By default, Moira stores metric history for one hour. This ensures performance under heavy load. You can tweak this in config file, but note that performance will degrade.
In order to reduce database load, Moira checks every single trigger at most once every 5 seconds. Probably, your metrics arrive once every minute, so you really won’t notice this limitation. You can also tweak this in config file.
In spirit of Graphite architecture, Moira consists of several loosely coupled microservices. You are welcome to replace or to add new ones.
Cache is a lightweight Go application responsible for receiving lots of metric data in Graphite format. Cache filters received data and saves only metrics that match any of user triggers. This reduces load on all other parts of Moira.

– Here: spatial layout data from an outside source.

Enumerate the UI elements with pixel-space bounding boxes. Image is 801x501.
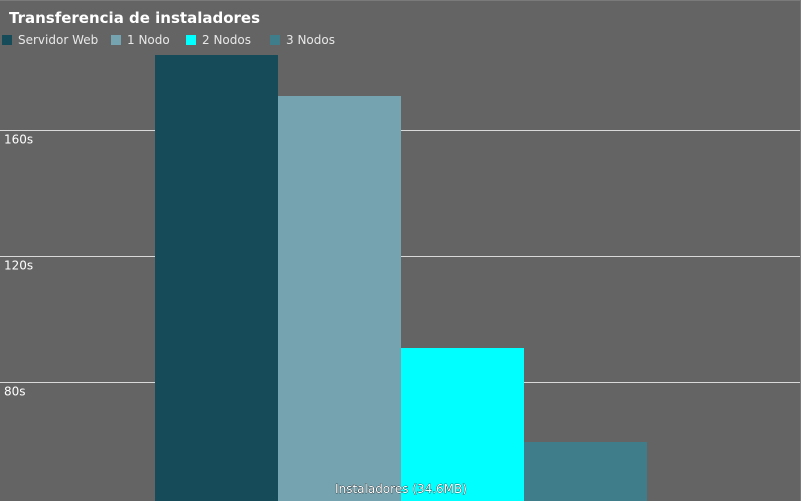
chart-title: Transferencia de instaladores xyxy=(9,9,261,27)
y-tick-label: 80s xyxy=(4,385,26,399)
x-axis-label: Instaladores (34.6MB) xyxy=(335,482,467,496)
y-tick-label: 120s xyxy=(4,259,33,273)
legend-label: 1 Nodo xyxy=(127,33,170,47)
legend-swatch xyxy=(2,35,12,45)
legend-label: 3 Nodos xyxy=(286,33,335,47)
bar-2-nodos xyxy=(401,348,524,501)
legend-swatch xyxy=(111,35,121,45)
y-tick-label: 160s xyxy=(4,133,33,147)
legend-swatch xyxy=(186,35,196,45)
bar-servidor-web xyxy=(155,55,278,501)
legend-label: Servidor Web xyxy=(18,33,99,47)
legend-label: 2 Nodos xyxy=(202,33,251,47)
bar-3-nodos xyxy=(524,442,647,501)
legend-swatch xyxy=(270,35,280,45)
bar-1-nodo xyxy=(278,96,401,501)
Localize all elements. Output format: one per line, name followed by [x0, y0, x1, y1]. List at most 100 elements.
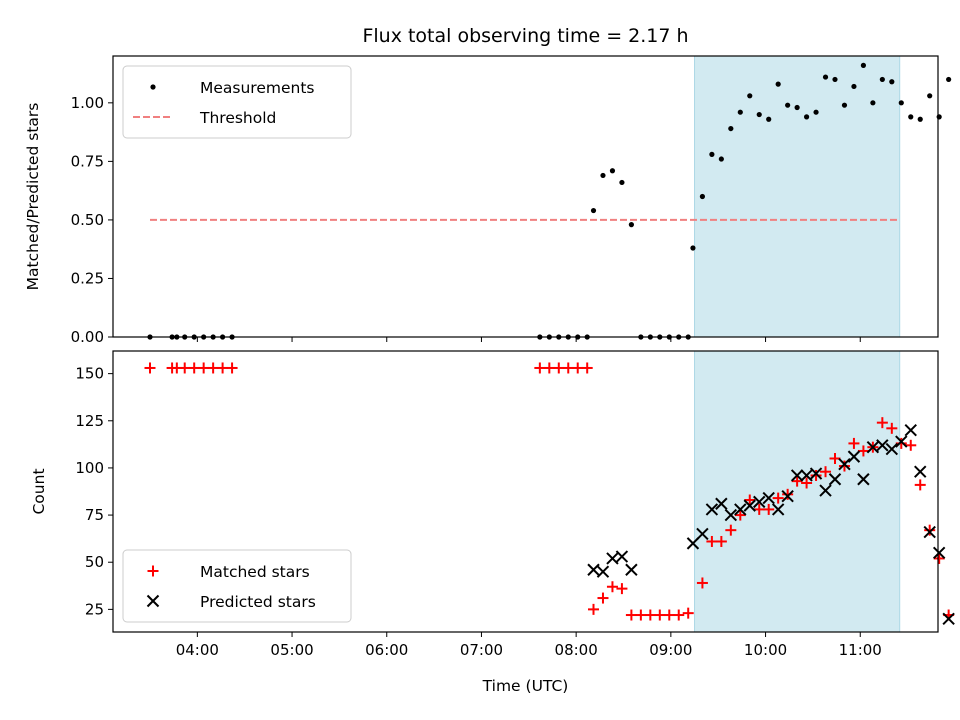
bottom-predicted-stars-point	[696, 527, 709, 541]
bottom-matched-stars-point	[543, 362, 555, 374]
bottom-matched-stars-point	[763, 503, 775, 515]
top-panel: 0.00 0.25 0.50 0.75 1.00 Measurements Threshol…	[71, 55, 952, 346]
bottom-matched-stars-point	[616, 583, 628, 595]
top-measurements-point	[813, 109, 819, 115]
top-measurements-point	[609, 168, 616, 174]
top-measurements-point	[851, 83, 857, 90]
bottom-matched-stars-point	[207, 362, 219, 374]
bottom-matched-stars-point	[886, 422, 898, 434]
bottom-matched-stars-point	[829, 452, 841, 464]
top-measurements-point	[690, 245, 696, 251]
bottom-y-tick-label: 50	[85, 553, 104, 571]
top-legend-label: Threshold	[199, 109, 276, 127]
top-measurements-point	[936, 114, 942, 120]
bottom-legend: Matched stars Predicted stars	[122, 549, 352, 623]
bottom-axes-frame	[112, 350, 939, 633]
top-measurements-point	[709, 151, 715, 157]
bottom-matched-stars-point	[791, 475, 803, 487]
top-measurements-point	[832, 76, 838, 83]
top-measurements-point	[590, 207, 597, 214]
top-measurements-point	[718, 156, 724, 162]
top-legend-label: Measurements	[200, 79, 315, 97]
bottom-matched-stars-point	[663, 609, 675, 621]
bottom-panel: 25 50 75 100 125 150 04:00 05:00 06:00 07:00 08:00…	[75, 350, 955, 659]
x-tick-label: 09:00	[649, 641, 692, 659]
bottom-matched-stars-point	[744, 494, 756, 506]
bottom-legend-label: Predicted stars	[200, 593, 316, 611]
x-tick-label: 08:00	[555, 641, 598, 659]
bottom-matched-stars-point	[226, 362, 238, 374]
top-measurements-point	[775, 81, 781, 87]
bottom-matched-stars-point	[857, 445, 869, 457]
top-legend-box	[122, 65, 352, 139]
bottom-predicted-stars-point	[686, 537, 700, 550]
bottom-predicted-stars-point	[587, 563, 600, 576]
bottom-matched-stars-point	[801, 477, 813, 489]
bottom-legend-label: Matched stars	[200, 563, 310, 581]
top-measurements-point	[908, 114, 914, 120]
bottom-matched-stars-point	[848, 437, 860, 449]
bottom-predicted-stars-point	[809, 467, 823, 480]
top-measurements-point	[747, 93, 753, 99]
bottom-predicted-stars-point	[715, 497, 728, 510]
top-measurements-point	[927, 93, 933, 99]
bottom-matched-stars-point	[782, 488, 794, 500]
bottom-predicted-stars-point	[819, 484, 832, 497]
bottom-matched-stars-point	[682, 607, 694, 619]
bottom-predicted-stars-point	[790, 469, 804, 482]
bottom-y-tick-label: 100	[75, 459, 104, 477]
top-y-tick-label: 0.50	[71, 211, 104, 229]
top-measurements-point	[756, 111, 762, 118]
bottom-matched-stars-point	[217, 362, 229, 374]
bottom-matched-stars-point	[588, 603, 600, 615]
top-y-tick-label: 0.75	[71, 152, 104, 170]
bottom-predicted-stars-point	[724, 508, 738, 522]
bottom-matched-stars-point	[772, 492, 784, 504]
bottom-predicted-stars-point	[876, 439, 889, 452]
bottom-matched-stars-point	[838, 460, 850, 472]
bottom-matched-stars-point	[581, 362, 593, 374]
top-measurements-point	[766, 116, 772, 122]
bottom-y-tick-label: 150	[75, 365, 104, 383]
bottom-predicted-stars-point	[914, 465, 927, 478]
top-legend: Measurements Threshold	[122, 65, 352, 139]
bottom-matched-stars-point	[635, 609, 647, 621]
x-tick-label: 05:00	[270, 641, 313, 659]
bottom-predicted-stars-point	[781, 490, 794, 503]
x-axis-label: Time (UTC)	[482, 677, 569, 695]
chart-title: Flux total observing time = 2.17 h	[362, 25, 688, 47]
top-measurements-point	[879, 76, 885, 83]
bottom-predicted-stars-point	[743, 499, 756, 512]
bottom-matched-stars-point	[924, 524, 936, 536]
x-tick-label: 04:00	[176, 641, 219, 659]
top-measurements-point	[803, 114, 810, 120]
top-measurements-point	[699, 193, 706, 200]
top-measurements-point	[794, 104, 800, 111]
bottom-predicted-stars-point	[771, 503, 785, 516]
bottom-matched-stars-point	[625, 609, 637, 621]
bottom-matched-stars-point	[876, 417, 888, 429]
bottom-y-tick-label: 25	[85, 600, 104, 618]
top-measurements-point	[841, 102, 848, 108]
top-y-tick-label: 0.00	[71, 328, 104, 346]
x-tick-label: 11:00	[839, 641, 882, 659]
bottom-predicted-stars-point	[734, 503, 747, 516]
x-tick-label: 10:00	[744, 641, 787, 659]
bottom-predicted-stars-point	[932, 546, 946, 559]
bottom-predicted-stars-point	[596, 565, 610, 578]
bottom-matched-stars-point	[562, 362, 574, 374]
top-measurements-point	[728, 125, 734, 132]
bottom-matched-stars-point	[706, 535, 718, 547]
bottom-matched-stars-point	[654, 609, 666, 621]
bottom-y-axis-label: Count	[30, 468, 48, 514]
bottom-y-tick-label: 75	[85, 506, 104, 524]
bottom-legend-marker	[146, 594, 160, 608]
bottom-y-tick-label: 125	[75, 412, 104, 430]
bottom-predicted-stars-point	[615, 550, 629, 563]
bottom-matched-stars-point	[696, 577, 708, 589]
bottom-matched-stars-point	[553, 362, 565, 374]
bottom-matched-stars-point	[895, 437, 907, 449]
top-highlight-region	[694, 55, 901, 338]
bottom-predicted-stars-point	[942, 612, 955, 626]
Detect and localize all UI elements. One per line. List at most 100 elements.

Checker is a Python application with embedded Graphite functions. Checker watches for incoming metric values and performs checks according to saved trigger settings. When state of any trigger changes, Checker generates an event.
Notifier is a Go application that watches for generated events. Notifier is responsible for scheduling and sending notifications, observing quiet hours, retrying failed notifications, etc.
API is a Python application that serves as a backend for UI.
UI is a frontend Angular application, it looks like this:
All services communicate only through a Redis database, without any additional protocols or connections between them.